Le traumatisme crânien léger peut se compliquer en un syndrome post commotionnel.

Le traumatisme crânien léger est aggravé par l’état de stress post traumatique.

Le traumatisme crânien des sportifs : la commotion cérébrale

Les sportifs sont souvent victimes de traumatismes crâniens légers qui, en raison de leur répétition, deviennent graves.

Le syndrome devient post commotionnel lorsque les symptômes persistent pendant au moins trois mois.

Parmi ces symptômes on trouve, le plus fréquemment, les céphalées, des sensations vertigineuses, une intolérance au bruit, l’insomnie, une modification des humeurs et caractères, des plaintes cognitives.

Il peut survenir chez les personnes ayant été victimes d’un violent traumatisme, même s’il s’agit d’un traumatisme crânien léger. Il surgit à partir de un mois après l’évènement traumatique, voire six mois après auquel cas il s’agit d’un état de stress post traumatique à début différé. Cet état est caractérisé par des syndromes d’intrusion et de répétition (reviviscence, cauchemars), une hyperactivité ou hypervigilance (colère, irritabilité, troubles du sommeil notamment), des symptômes anxieux, des évitements.

Il est indemnisable, à la différence de l’état de stress aigu.

Le traumatisme crânien des enfants

Le traumatisme crânien est plus grave quand il survient chez l’enfant, qui est plus vulnérable et dont les aires cérébrales sont immatures. Ce type de traumatisme requiert une bonne connaissance de la part de votre avocat car il comporte des spécificités.

Le syndrome du bébé secoué en fait partie. Il constitue une infraction pénale.
Un administrateur ad hoc pourra être désigné afin de protéger l’enfant, et il pourra saisir la CIVI (commission d’indemnisation des victimes d’infraction) d’une demande d’indemnisation.
Mon cabinet RSL Avocat, compétent dans ces domaines, est en mesure d’aider au mieux les victimes.

Les lésions de Blast : le traumatisme crânien chez les militaires

Elles sont conséquentes à une explosion. On les classe en:

  1. lésions primaires : les effets de l’onde de choc,
  2. lésions secondaires : la projection des débris sur la victime,
  3. lésions tertiaires : la projection de la victime elle-même,
  4. et lésions quaternaires : inhalation de la fumée, les brûlures, notamment.

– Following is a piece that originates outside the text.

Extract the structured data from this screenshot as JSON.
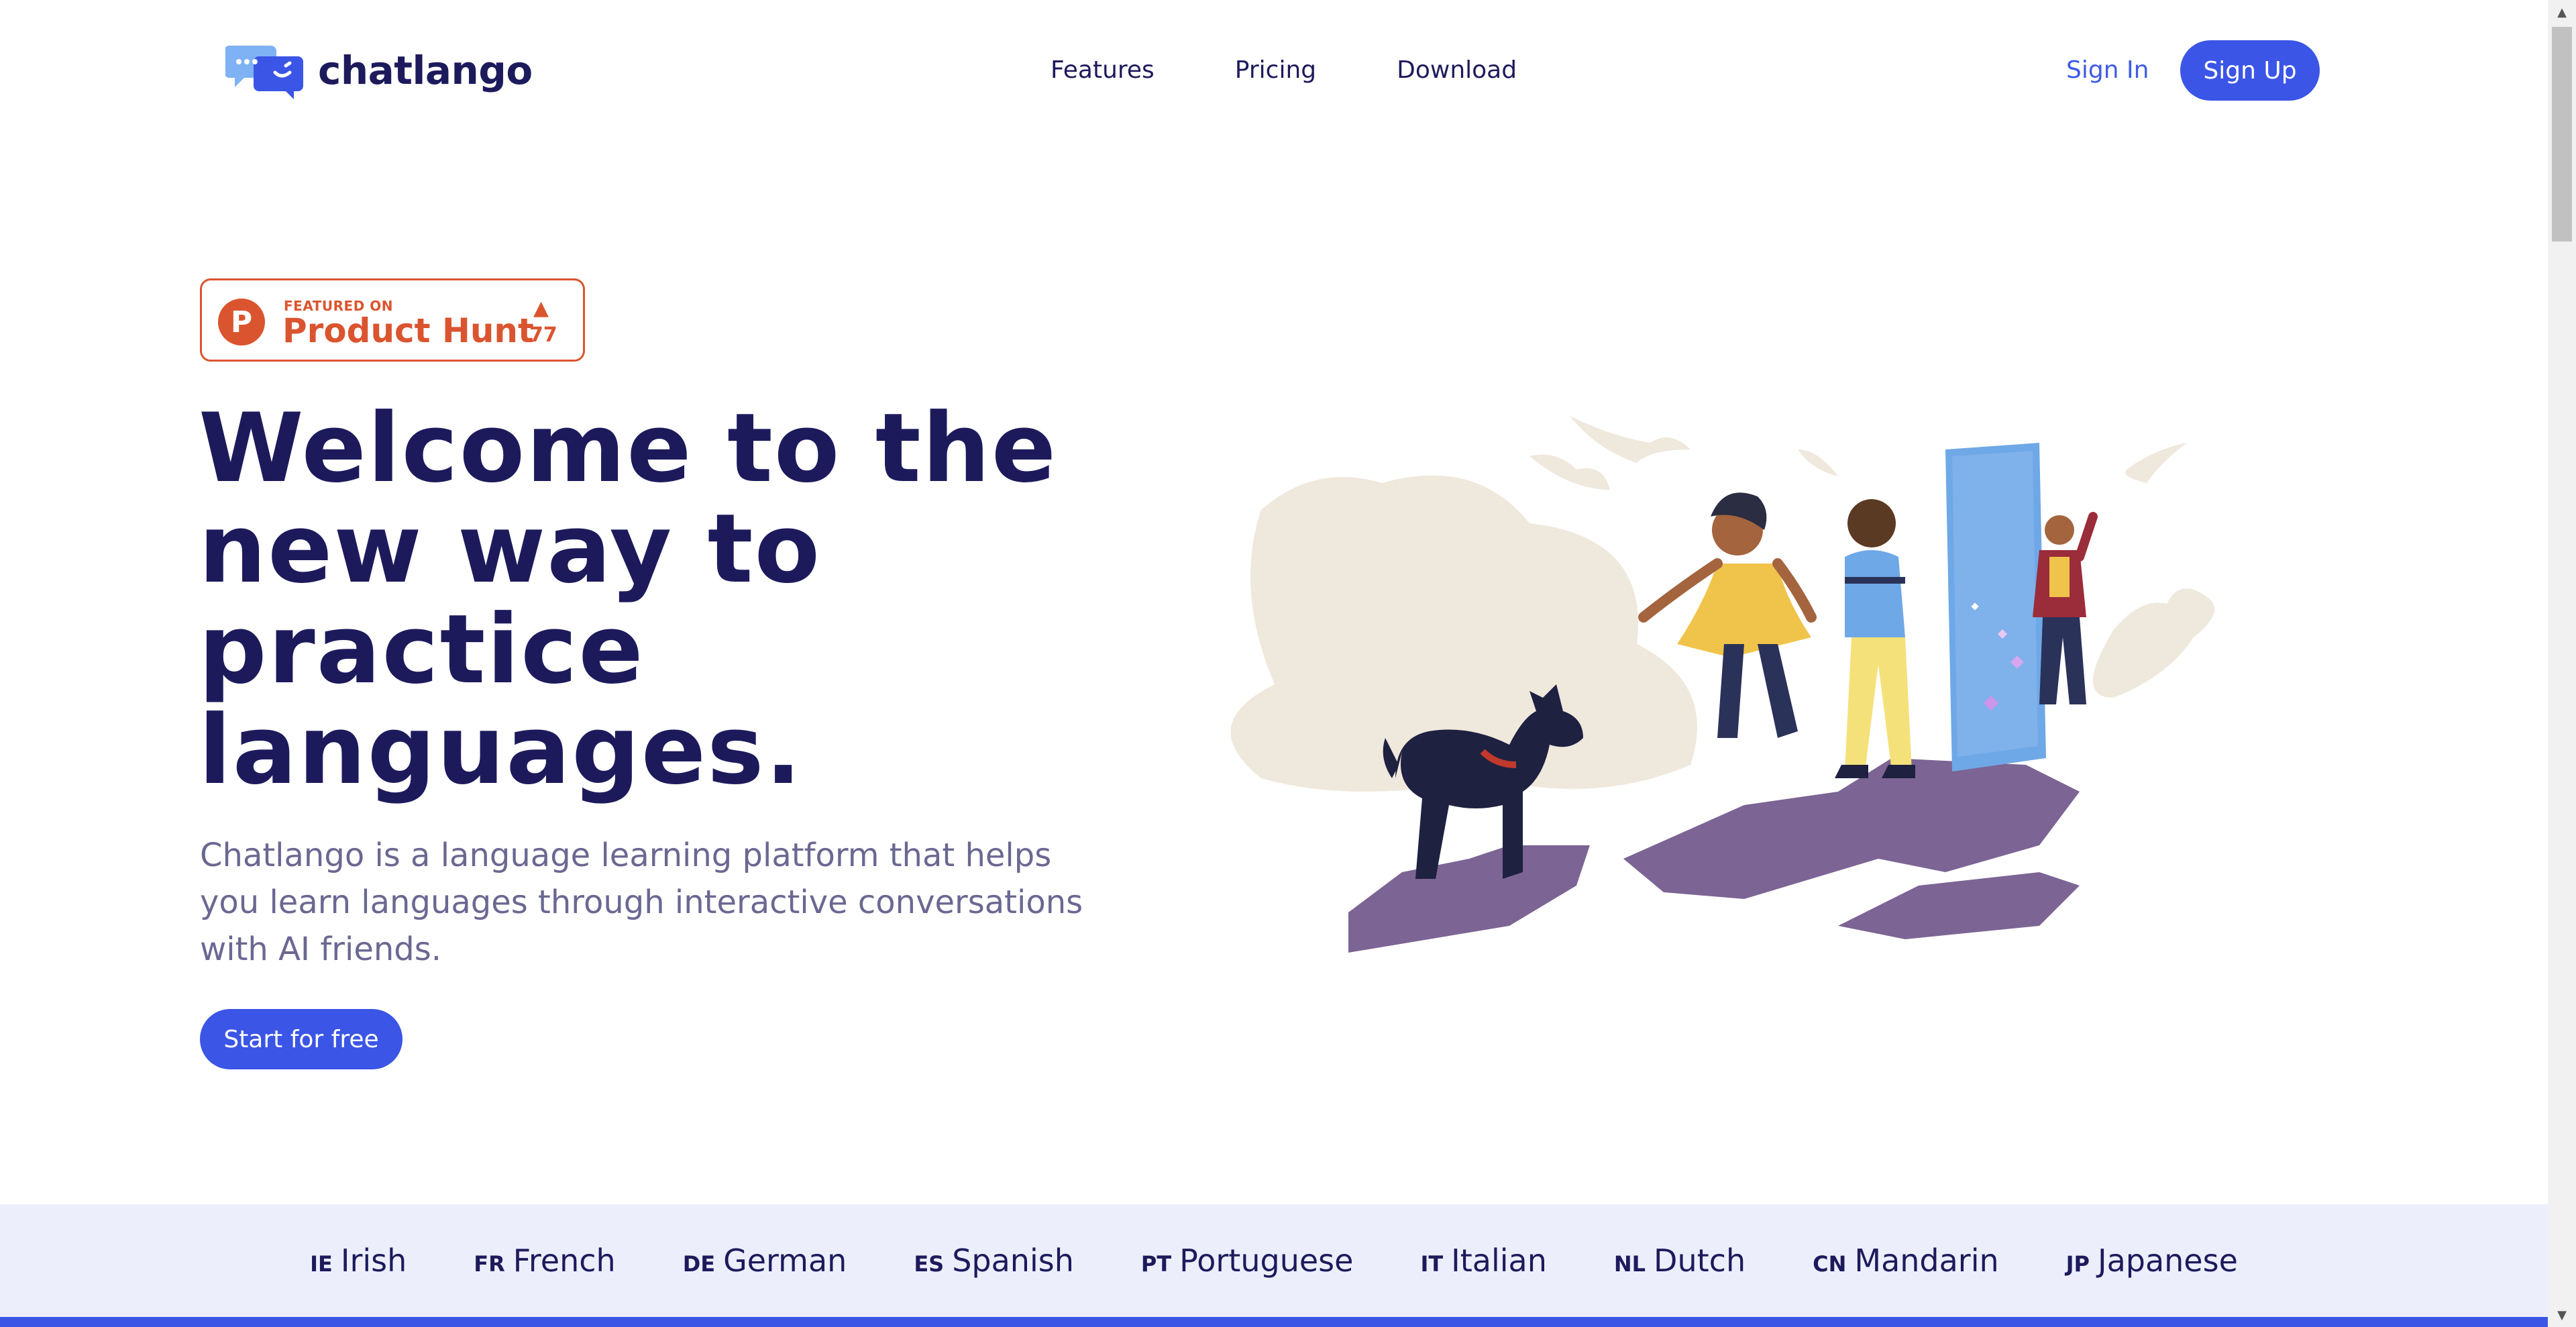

La perte de connaissance : coma, état végétatif, Etat pauci relationnel, mutisme akinétique, locked in syndrome

Le coma est l’état de quelqu’un qui est immobile, les yeux clos, ne réagit pas au stimuli, et n’a conscience ni de lui-même ni de son environnement.

L’état végétatif est caractérisé par plusieurs critères : une ouverture intermittente des yeux avec cycles veille/sommeil, le maintien des fonctions vitales, le maintien des réflexes du tronc cérébral et de la moelle, l’absence de réponse appropriée, reproductibles et intentionnelle à un stimuli, l’absence de compréhension et d’expression du langage.

Etat pauci relationnel : on l’appelle aussi « état de conscience minimale », de patients dont les réponses sont inconstantes mais reproductibles. Les mouvements sont finalisés, la verbalisation intelligible, la fixation et le suivi du regard sont adaptés, et les manifestations affectives appropriées.

Le mutisme akinétique : c’est l’état d’une personne en état d’éveil et conscience, mais sans motricité spontanée, sans motricité oculaire spontanée, sans communication verbale spontanée.

Le locked in syndrome : Il se caractérise par une ouverture des yeux, une tétraplégie, une aphonie, des fonctions cognitives conservées, une élévation du regard et un clignement des yeux possible.

Le handicap invisible

La victime peut présenter des déficits cognitifs sans qu’aucune lésion ne soit visible au scanner ou l’IRM cérébral. Les déficits peuvent également passer inaperçus du fait de l’anosognosie. C’est ce qu’on appelle le handicap invisible.

L’anosognosie

Le traumatisé crânien est anosognosique, ce qui signifie qu’il ne reconnait pas la réalité de son état physiologique.